Fevereiros

QUARTA

2016. Quarta-feira de cinzas — que nome apropriado! Quase que automaticamente, os nossos olhos começam a devassar a realidade e perceber que o colorido evanescente das fantasias apenas escondia o concretismo do cinza… Ou, não! A esperança é de seja somente a típica sensação da ressaca, marca registrada de quem bebeu sonhos demais…

Hanna (à esquerda) & Marina

O PRAZER DA DOR

2021. Ubatuba. Qual o prazer de ser lido? Como escritor, só teria prazer se ou quando fosse, de alguma maneira, compreendido. E mesmo assim, resta saber se a minha palavra permanecerá na memória de quem me leu e/ou compreendeu o meu texto; se fez diferença de alguma forma ou tenha causado, ao menos, alguma passageira emoção — um sorriso ou uma lágrima. Eu diria que, como escritor, devo me desapegar de qualquer expectativa. O que já é um pouco de dor…

INDECÊNCIA

2021. Ubatuba. Hoje, o azul imperou durante a maior parte do dia. E o Sol, posto a nu ou desanuviado, queimou peles e pensamentos. De manhã e à tarde, no entanto, as nuvens o vestiram, deixando a temperatura menos indecente.

ANIMOTEL

2013. Santa Isabel. “Pela estrada afora, eu vou tão sozinho”… mas, caso eu esteja bem acompanhado, sempre haverá o Motel do Cowboy, na Via Dutra. Já imagino o barulho de esporas das botas dos cavaleiros, rivalizando com o relinchar dos cavalos. Logo depois, vim a me lembrar que os modernos cowboys perderam a graça e só devem chegar ao local montados em roncos de motocicletas e pick-ups robustas. Para passar o tempo, começo a pensar em um novo negócio no ramo da satisfação animal — o ANIMOTEL — em que poderão adentrar ao local quem estiver montado em cavalos. Nada impediria que dois amantes ou mais chegassem em um só, mas como sou defensor dos direitos dos bichos, não incentivaria tal prática.
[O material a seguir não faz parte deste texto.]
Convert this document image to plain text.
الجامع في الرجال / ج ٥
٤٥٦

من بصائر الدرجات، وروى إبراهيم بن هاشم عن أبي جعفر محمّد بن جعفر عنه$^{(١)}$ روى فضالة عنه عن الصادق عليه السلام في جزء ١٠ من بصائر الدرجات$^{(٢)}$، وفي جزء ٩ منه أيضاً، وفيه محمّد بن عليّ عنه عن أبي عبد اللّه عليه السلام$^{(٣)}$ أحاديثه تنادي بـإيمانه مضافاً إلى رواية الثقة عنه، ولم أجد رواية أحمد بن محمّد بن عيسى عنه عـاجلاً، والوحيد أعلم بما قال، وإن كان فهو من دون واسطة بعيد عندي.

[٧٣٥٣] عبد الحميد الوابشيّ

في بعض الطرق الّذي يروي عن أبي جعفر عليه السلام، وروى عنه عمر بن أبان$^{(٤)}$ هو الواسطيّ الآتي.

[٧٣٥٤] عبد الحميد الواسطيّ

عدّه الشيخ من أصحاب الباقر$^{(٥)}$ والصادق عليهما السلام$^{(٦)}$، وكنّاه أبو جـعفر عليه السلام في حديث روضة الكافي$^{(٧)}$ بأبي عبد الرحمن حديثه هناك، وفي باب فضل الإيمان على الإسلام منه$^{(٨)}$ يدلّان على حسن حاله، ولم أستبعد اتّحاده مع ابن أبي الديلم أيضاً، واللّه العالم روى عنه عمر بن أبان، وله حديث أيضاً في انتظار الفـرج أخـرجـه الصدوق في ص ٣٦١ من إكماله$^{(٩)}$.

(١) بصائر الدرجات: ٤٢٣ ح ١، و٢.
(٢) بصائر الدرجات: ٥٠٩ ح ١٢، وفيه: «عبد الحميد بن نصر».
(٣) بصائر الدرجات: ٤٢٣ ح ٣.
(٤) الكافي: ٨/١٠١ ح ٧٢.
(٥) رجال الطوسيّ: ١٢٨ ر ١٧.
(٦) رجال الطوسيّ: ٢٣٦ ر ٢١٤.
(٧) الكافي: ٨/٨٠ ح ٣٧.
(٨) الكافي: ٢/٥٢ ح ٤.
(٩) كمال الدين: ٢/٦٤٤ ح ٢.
Para evitar especulações fora de propósito, a montaria (o cavalo) deverá ficar em um pasto reservado, usufruindo de boa alimentação e água. Viajei demais?…

Vida Normal*

Dia de folga de um dezembro corrido. Passaram muito rápido todos os meses de 2017. Vou ao Correio, passo no supermercado, me desloco para uma visita técnica, levo um aparelho para o conserto. 
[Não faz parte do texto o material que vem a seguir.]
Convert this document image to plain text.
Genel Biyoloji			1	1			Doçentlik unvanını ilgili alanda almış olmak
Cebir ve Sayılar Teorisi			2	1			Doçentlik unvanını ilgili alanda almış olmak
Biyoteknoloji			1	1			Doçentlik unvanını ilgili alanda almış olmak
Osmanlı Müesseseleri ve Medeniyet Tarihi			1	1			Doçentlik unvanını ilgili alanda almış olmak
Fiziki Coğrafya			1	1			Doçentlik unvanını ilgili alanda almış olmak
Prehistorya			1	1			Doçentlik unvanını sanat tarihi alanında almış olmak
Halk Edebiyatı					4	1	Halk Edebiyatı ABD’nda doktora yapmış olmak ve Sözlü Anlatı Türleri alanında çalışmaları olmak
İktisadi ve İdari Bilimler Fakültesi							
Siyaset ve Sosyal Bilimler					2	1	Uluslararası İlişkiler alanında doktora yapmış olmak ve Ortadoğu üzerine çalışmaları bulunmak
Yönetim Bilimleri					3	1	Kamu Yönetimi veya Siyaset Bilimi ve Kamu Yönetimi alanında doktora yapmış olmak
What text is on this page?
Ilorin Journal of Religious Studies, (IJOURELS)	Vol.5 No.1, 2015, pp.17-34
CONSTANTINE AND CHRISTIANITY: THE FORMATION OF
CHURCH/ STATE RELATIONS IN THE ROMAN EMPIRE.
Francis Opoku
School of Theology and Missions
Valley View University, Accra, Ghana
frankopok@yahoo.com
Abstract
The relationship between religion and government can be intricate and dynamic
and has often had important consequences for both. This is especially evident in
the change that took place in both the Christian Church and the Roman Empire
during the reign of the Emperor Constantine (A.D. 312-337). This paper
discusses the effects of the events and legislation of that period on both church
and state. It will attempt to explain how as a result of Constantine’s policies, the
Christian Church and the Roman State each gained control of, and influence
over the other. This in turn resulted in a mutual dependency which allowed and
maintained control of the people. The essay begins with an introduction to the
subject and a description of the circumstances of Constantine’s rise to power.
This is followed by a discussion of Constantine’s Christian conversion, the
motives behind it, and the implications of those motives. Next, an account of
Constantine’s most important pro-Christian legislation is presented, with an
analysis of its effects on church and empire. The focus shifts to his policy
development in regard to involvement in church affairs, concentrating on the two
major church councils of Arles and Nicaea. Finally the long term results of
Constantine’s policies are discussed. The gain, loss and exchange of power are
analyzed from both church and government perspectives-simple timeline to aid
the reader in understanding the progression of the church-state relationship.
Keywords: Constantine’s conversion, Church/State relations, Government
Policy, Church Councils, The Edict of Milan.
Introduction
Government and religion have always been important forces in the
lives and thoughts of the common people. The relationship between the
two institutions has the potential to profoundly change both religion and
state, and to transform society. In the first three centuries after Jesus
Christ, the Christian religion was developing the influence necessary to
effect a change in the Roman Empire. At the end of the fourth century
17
Escritor em busca de temas que sou… por onde passo encontro personagens. O clima de final de ano de pinheiros e decorações típicas de tempo frio, se faz presente a cada quadra que caminho. É o assunto principal das pessoas nos ônibus e trens de Metrô.
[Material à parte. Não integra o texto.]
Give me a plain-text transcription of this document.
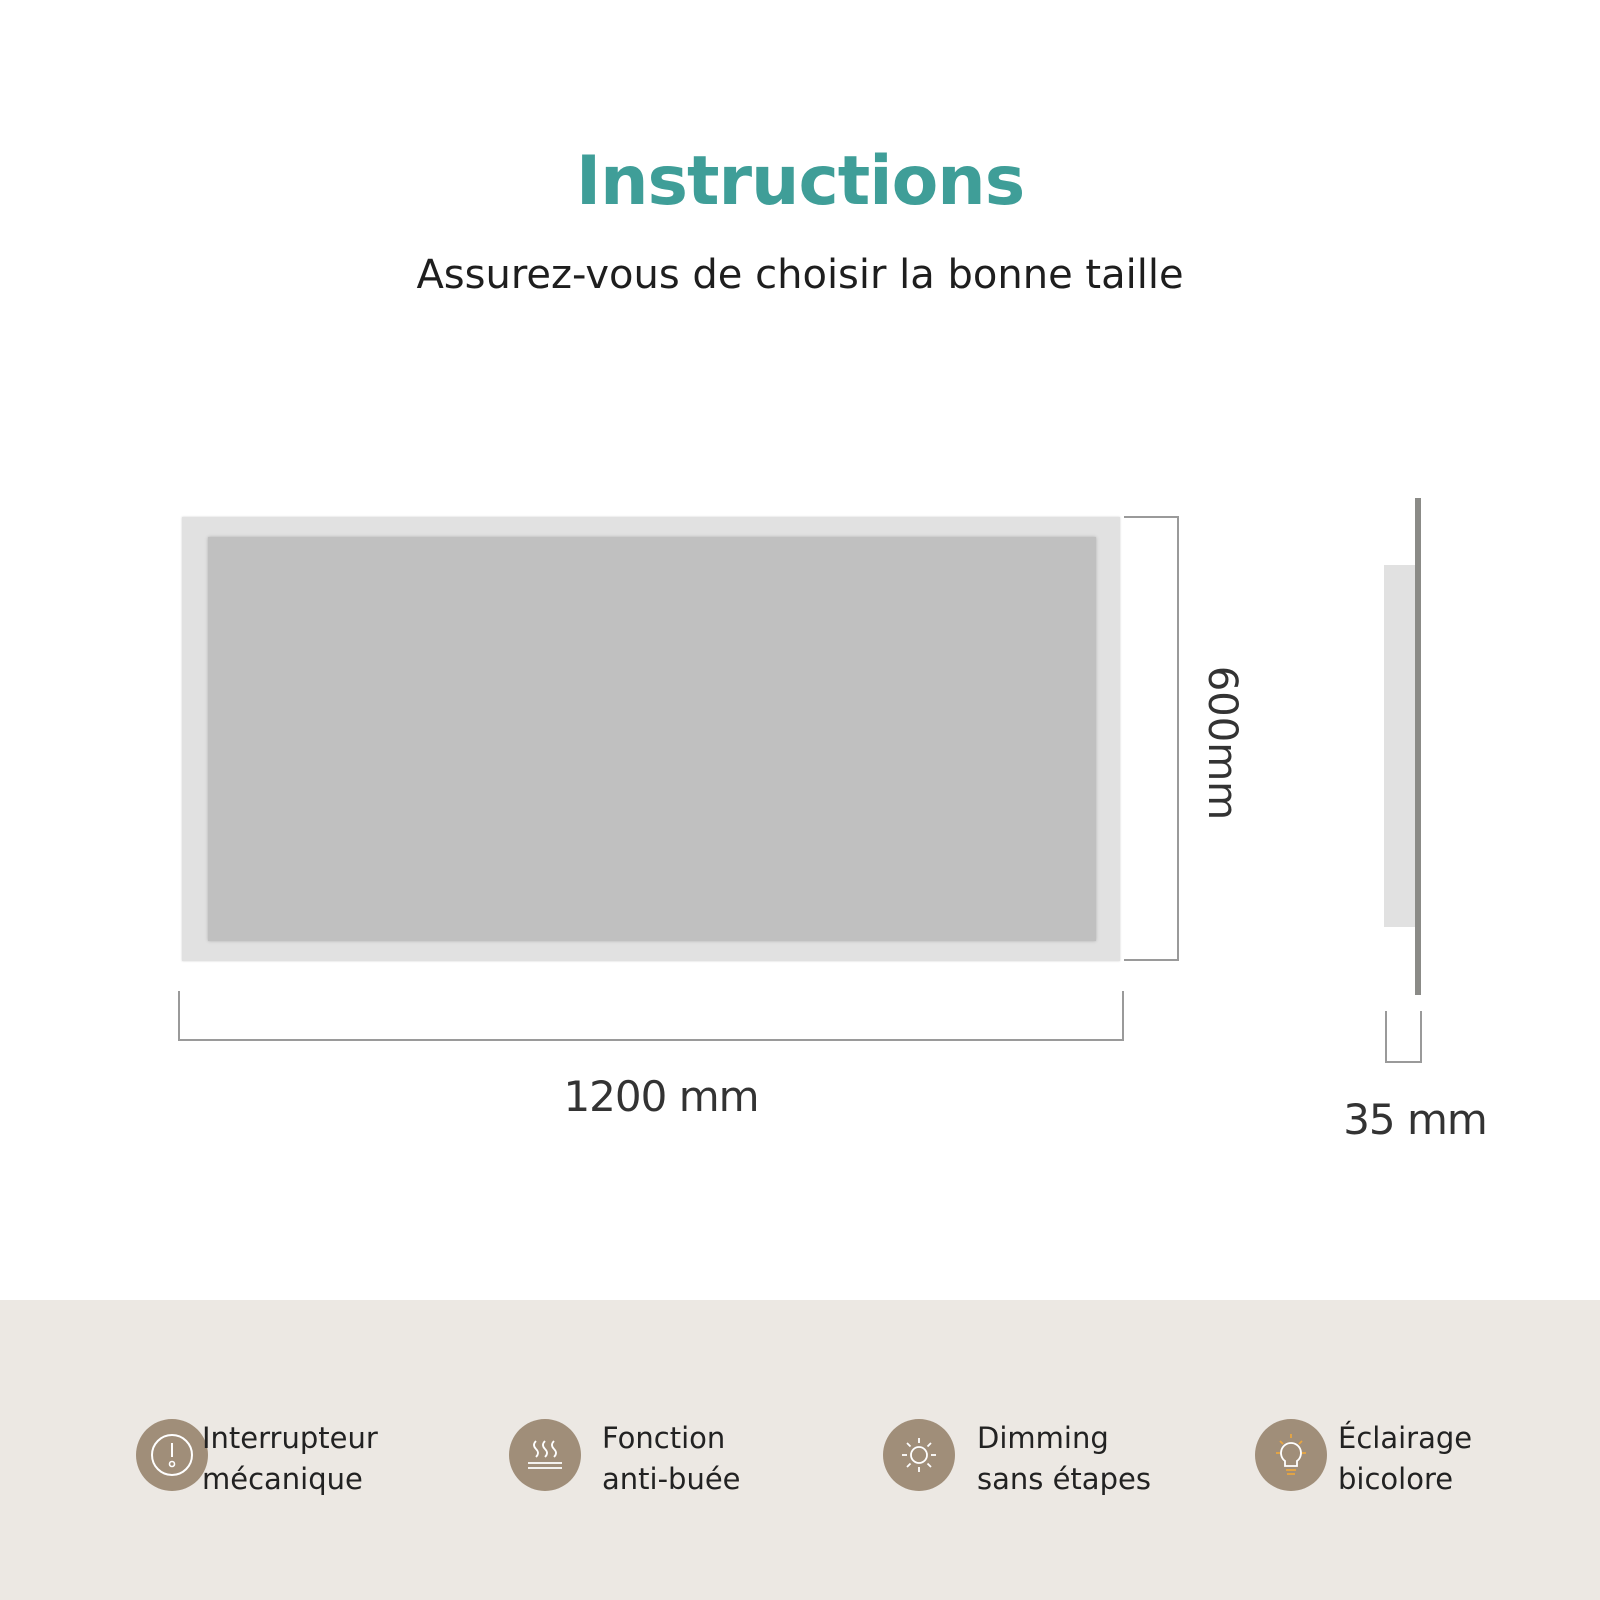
Instructions
Assurez-vous de choisir la bonne taille
600mm
1200 mm	35 mm
Interrupteur
mécanique
Fonction
anti-buée
Dimming
sans étapes
Éclairage
bicolore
No Correio, tenho que devolver um produto que veio com defeito. Pelos corredores e gôndolas do supermercado, cenas cotidianas igualmente explicam nossa triste realidade. Uma menina sentada no carrinho de compras, recebe de seu irmão um saco de salgadinhos. O menino, com idade suficiente para saber que fazia algo indevido, o abre com o cuidado necessário para não ser percebido. Um ato de amor… escuso. A mãe, ao lado, finge que não vê.

A caminho da reunião, uma mulher conversa ao celular. Explica ao interlocutor que não poderá encontrá-lo naquele dia porque “o seu amigo está desconfiadíssimo!”. Quem caça, às vezes, veste roupas claras, quase diáfanas.

Depois da visita técnica, me desloco à região da Santa Efigênia. Visito algumas lojas, enquanto espero o reparo do aparelho. Em uma delas, acredito reconhecer o senhor por detrás do balcão… um cantor tal de uma banda de sucesso anos antes o próprio… levantou a cabeça, a olhar para um ponto indefinível, talvez o passado. Exibiu um sorriso enigmático. Soube que ganhou muito dinheiro, bateu muita cabeça, perdeu prestígio, deixou de ter visibilidade e voltou a trabalhar na loja do Seu Gaspar — onde teve o primeiro emprego. Ele ainda canta aos finais de semana, em um barzinho — voz e violão, público cativo, que sabe as letras de suas antigas canções. Percebo, no entanto, que não tem mais a ilusão do sucesso. O cumprimento e saio cantarolando uma de suas músicas.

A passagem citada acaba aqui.